While my friends have their "favorite" comfort foods from their Mom's... I have "cereal pa." My Grandpa's favorite cereal was Peanut Butter Cap'n Crunch, but when I was a little I couldn't say that & have always called it "cereal pa." I'm not big on sugary, fake flavored cereals, but this is one I can't seem to let go of... and I've pretty much decided not to. However, like so many things in my life... I have assigned little rules to it. #1: I will only buy it when its on sale (ie. no more than $2 per box) and #2: I only eat one bowl (measured serving) per box. Usually I make my bowl, the last serving in the box, so there's no chance of going back for more. This has worked well & kept me from eating it by the box.


A few weeks ago it was on sale for $1 per box, but you had to buy five boxes. Five boxes equals five bowls of my favorite cereal for me - or does it? I made it through boxes 1, 2 & 3 without having a single bowl. On box #4 I succumbed and had a bowl... unmeasured which is so not like me. Box #5 is in the cupboard, unopened... and I'm determined that when it is opened I will resist. One bowl out of five boxes seems reasonable... and I'm not feeling at all like I'm being deprived of something I love.


How do you keep from going overboard on foods you really like? Are there foods you have to totally avoid?


On another note: I'm finding it way more difficult to get back to my routine than I thought I would after the weekend.
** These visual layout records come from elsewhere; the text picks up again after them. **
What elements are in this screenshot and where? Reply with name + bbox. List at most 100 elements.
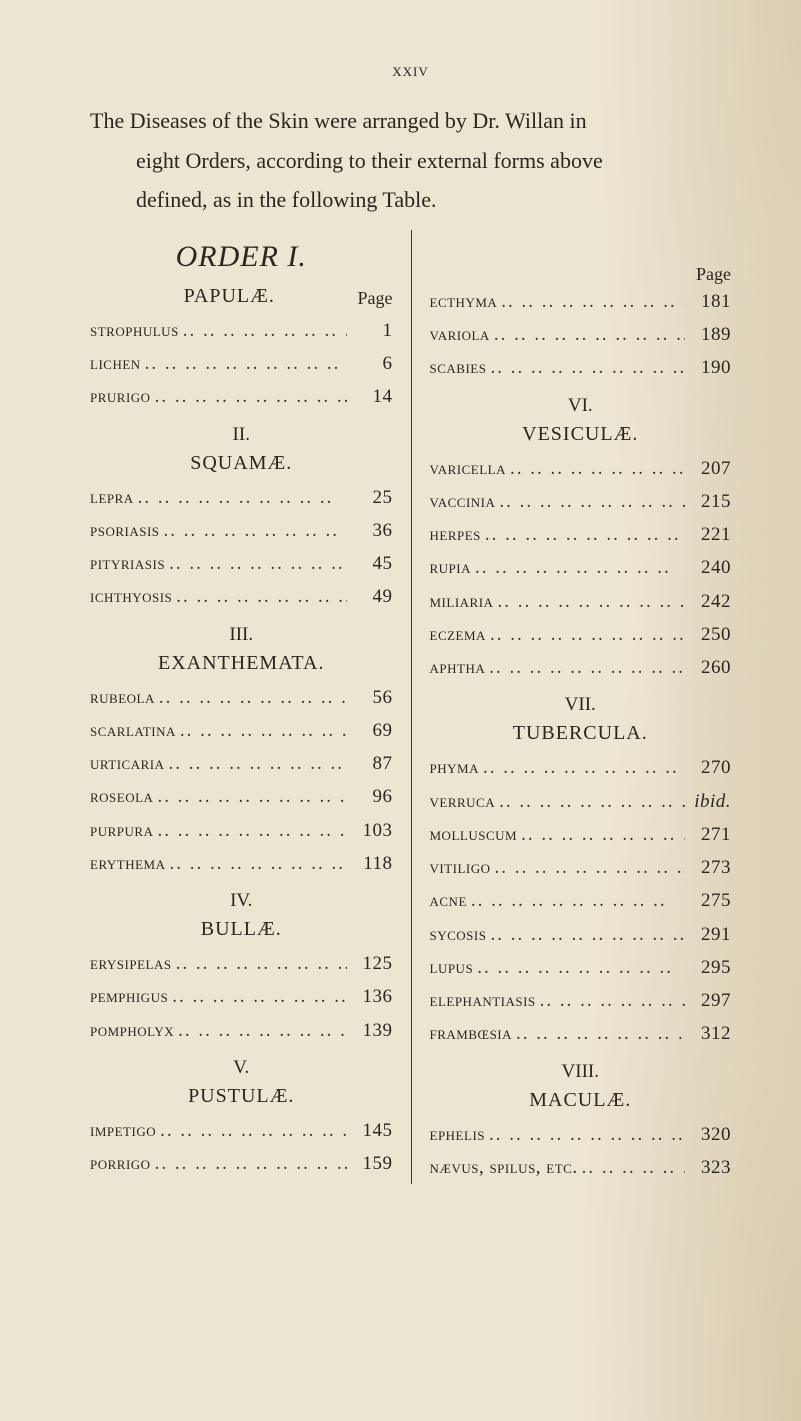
entry-page-number: 215 [685,485,731,518]
leader-dots [486,618,685,651]
index-entry: acne 275 [430,884,732,917]
entry-name: verruca [430,785,496,818]
index-entry: phyma 270 [430,751,732,784]
entry-name: molluscum [430,818,518,851]
index-entry: variola189 [430,318,732,351]
leader-dots [165,747,347,780]
entry-page-number: 96 [347,780,393,813]
index-entry: vaccinia215 [430,485,732,518]
entry-name: lichen [90,347,141,380]
entry-name: ichthyosis [90,580,172,613]
group-heading: TUBERCULA. [430,722,732,745]
index-entry: rupia240 [430,551,732,584]
entry-page-number: 36 [347,514,393,547]
leader-dots [166,847,347,880]
entry-name: variola [430,318,490,351]
index-entry: pityriasis45 [90,547,393,580]
entry-name: herpes [430,518,481,551]
leader-dots [156,1114,346,1147]
order-roman-numeral: VII. [430,694,732,716]
leader-dots [153,814,346,847]
entry-name: elephantiasis [430,984,536,1017]
index-entry: urticaria87 [90,747,393,780]
leader-dots [491,851,685,884]
index-entry: erythema118 [90,847,393,880]
entry-page-number: 295 [685,951,731,984]
entry-name: vitiligo [430,851,491,884]
entry-page-number: 260 [685,651,731,684]
index-entry: purpura103 [90,814,393,847]
index-entry: varicella207 [430,452,732,485]
entry-page-number: 181 [685,285,731,318]
book-page: xxiv The Diseases of the Skin were arran… [0,0,801,1421]
order-roman-numeral: II. [90,424,393,446]
entry-name: scarlatina [90,714,176,747]
index-entry: frambœsia312 [430,1017,732,1050]
index-entry: erysipelas125 [90,947,393,980]
entry-name: psoriasis [90,514,160,547]
page-label-text: Page [689,264,731,285]
entry-name: pompholyx [90,1014,174,1047]
running-page-number: xxiv [90,60,731,81]
entry-name: roseola [90,780,153,813]
index-entry: prurigo 14 [90,380,393,413]
group-heading: VESICULÆ. [430,423,732,446]
entry-name: purpura [90,814,153,847]
order-roman-numeral: VIII. [430,1061,732,1083]
index-entry: elephantiasis297 [430,984,732,1017]
index-entry: aphtha260 [430,651,732,684]
leader-dots [490,318,685,351]
leader-dots [168,980,346,1013]
entry-name: prurigo [90,380,151,413]
index-entry: impetigo145 [90,1114,393,1147]
order-roman-numeral: IV. [90,890,393,912]
entry-page-number: 242 [685,585,731,618]
leader-dots [155,681,347,714]
entry-name: acne [430,884,467,917]
index-entry: ecthyma 181 [430,285,732,318]
entry-name: lepra [90,481,134,514]
leader-dots [578,1151,685,1184]
entry-page-number: 45 [347,547,393,580]
index-entry: molluscum271 [430,818,732,851]
group-heading: SQUAMÆ. [90,452,393,475]
leader-dots [486,918,685,951]
page-label-text: Page [351,288,393,309]
entry-name: lupus [430,951,474,984]
entry-page-number: 14 [347,380,393,413]
index-entry: roseola 96 [90,780,393,813]
entry-name: strophulus [90,314,179,347]
entry-name: eczema [430,618,486,651]
entry-page-number: 273 [685,851,731,884]
entry-page-number: 270 [685,751,731,784]
leader-dots [493,585,685,618]
entry-name: phyma [430,751,479,784]
leader-dots [141,347,347,380]
group-heading: PUSTULÆ. [90,1085,393,1108]
left-column: ORDER I. PagePAPULÆ. strophulus1lichen6p… [90,230,411,1184]
order-roman-numeral: V. [90,1057,393,1079]
entry-page-number: 49 [347,580,393,613]
leader-dots [506,452,685,485]
leader-dots [497,285,685,318]
entry-page-number: 275 [685,884,731,917]
entry-page-number: 240 [685,551,731,584]
entry-name: scabies [430,351,487,384]
entry-page-number: 190 [685,351,731,384]
index-entry: ephelis320 [430,1118,732,1151]
entry-name: ecthyma [430,285,498,318]
index-entry: nævus, spilus, etc.323 [430,1151,732,1184]
entry-name: varicella [430,452,506,485]
index-entry: pemphigus136 [90,980,393,1013]
preamble-line-1: The Diseases of the Skin were arranged b… [90,108,587,133]
entry-name: porrigo [90,1147,151,1180]
index-entry: rubeola56 [90,681,393,714]
entry-page-number: 145 [347,1114,393,1147]
entry-name: rubeola [90,681,155,714]
leader-dots [495,485,685,518]
index-entry: lichen6 [90,347,393,380]
leader-dots [165,547,346,580]
leader-dots [153,780,346,813]
leader-dots [485,1118,685,1151]
index-entry: strophulus1 [90,314,393,347]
I mean it was only a couple days...but it feels like its been a couple months since I happily went to the gym & ate a "planned" meal. But I'm working on meal planning for the week (starting tomorrow) and will get to the gym later this evening.


I fell a little short on my mini-goal last week... gonna keep the same goal for this week. Hopefully a "normal" week will make it attainable. Hope every one's week is off to a good start!